- Born: c. 1856 New York City, U.S.
- Died: October 13, 1898 (aged 41–42) Adirondacks, New York, U.S.
- Relatives: Monte Waterbury (nephew) Lawrence Waterbury (nephew)

= John C. Furman =

American financier

John C. Furman (c. 1856 – October 13, 1898) was an American financier who was a prominent member of New York society during the Gilded Age.

==Early life==
Furman was born in New York City in c. 1856. He was the son of John McKnight Furman, and Elizabeth (née Vail) Furman. His sisters were Catherine Anthony Furman, the wife of James M. Waterbury (the parents of Monte and Lawrence Waterbury and in-laws to Gouverneur Morris), and Alice Furman, the wife of Frank Lazarus (in-laws of Charles P. Howland). After his mother died, his father remarried Miss Virginia Dimond Holmes, and through this marriage, became the elder half-brother to Silas Holmes Furman (who married Marcia Shackford), Maria Holmes Furman, the wife of W. Bond Emerson, and Reginald Furman, an Exeter and Harvard graduate who became a doctor after studying medicine at the Columbia University College of Physicians and Surgeons in New York.

==Career==
Upon the creation of the Cordage Trust in 1887 (which was formed from the Waterbury families interest in the Waterbury Rope Company), by his brother-in-law James who was head of the Trust, Furman was made an officer and obtained a small fortune.

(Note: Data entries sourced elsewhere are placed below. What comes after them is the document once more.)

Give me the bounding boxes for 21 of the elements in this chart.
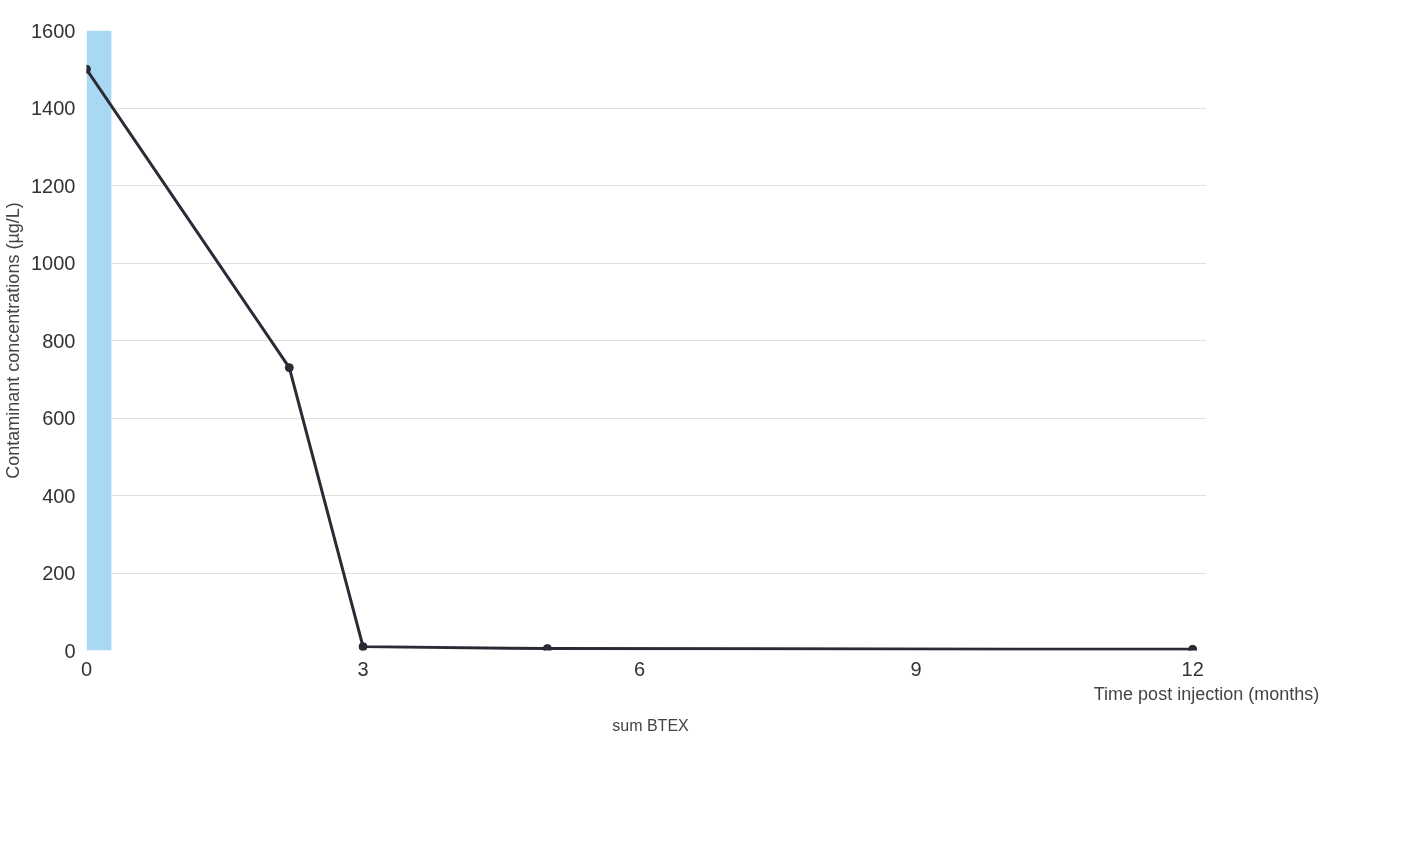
point — [358, 642, 368, 651]
y-tick-label: 800 — [42, 329, 76, 352]
y-tick-label: 1200 — [31, 174, 76, 197]
y-tick-label: 600 — [42, 407, 76, 429]
point — [542, 644, 552, 651]
y-tick-label: 400 — [42, 484, 76, 507]
x-tick-label: 6 — [634, 657, 646, 680]
y-tick-label: 1000 — [31, 252, 76, 274]
point — [1188, 644, 1198, 651]
point — [284, 363, 294, 373]
x-tick-label: 0 — [80, 657, 93, 680]
x-axis-title: Time post injection (months) — [1093, 683, 1320, 704]
text: sum BTEX — [612, 717, 689, 735]
y-axis-title: Contaminant concentrations (µg/L) — [3, 202, 24, 479]
y-tick-label: 0 — [64, 639, 76, 662]
x-tick-label: 9 — [910, 657, 922, 680]
y-tick-label: 1400 — [31, 97, 76, 119]
y-tick-label: 200 — [42, 562, 76, 584]
y-tick-label: 1600 — [31, 19, 76, 42]
x-tick-label: 12 — [1181, 657, 1204, 680]
x-tick-label: 3 — [357, 657, 369, 680]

In 1893, however, the Trust failed, and Furman lost "not only his fortune, but all his available means and was obliged to sacrifice all his property," from which he never recovered. According to his obituary in The New York Times:

"Although it has been understood that many people lost largely in Cordage securities through their investments on Mr. Furman's advice, it was always felt that he himself had been deceived as to the value of the property, and much sympathy has always been expressed for him in his misfortunes and his resultant illness, which is now followed by his death."

===Society life===
In 1892, Furman who was long prominent in New York society, was included in Ward McAllister's "Four Hundred", purported to be an index of New York's best families, published in The New York Times. Conveniently, 400 was the number of people that could fit into Mrs. Astor's ballroom. Before his bankruptcy, he was a member of the Knickerbocker Club, the Metropolitan Club, the Country Club, the New York Yacht Club and the Metropolitan Club in Washington, D.C.

==Personal life==
Furman leased a large house in Pelham, New York near the Country Club at Westchester, which he decorated luxuriously and entertained lavishly.

After two years of illness, and traveling between Fort Monroe, Virginia and New York in an attempt to improve his health in milder climates, Furman died in the Adirondacks on October 13, 1898.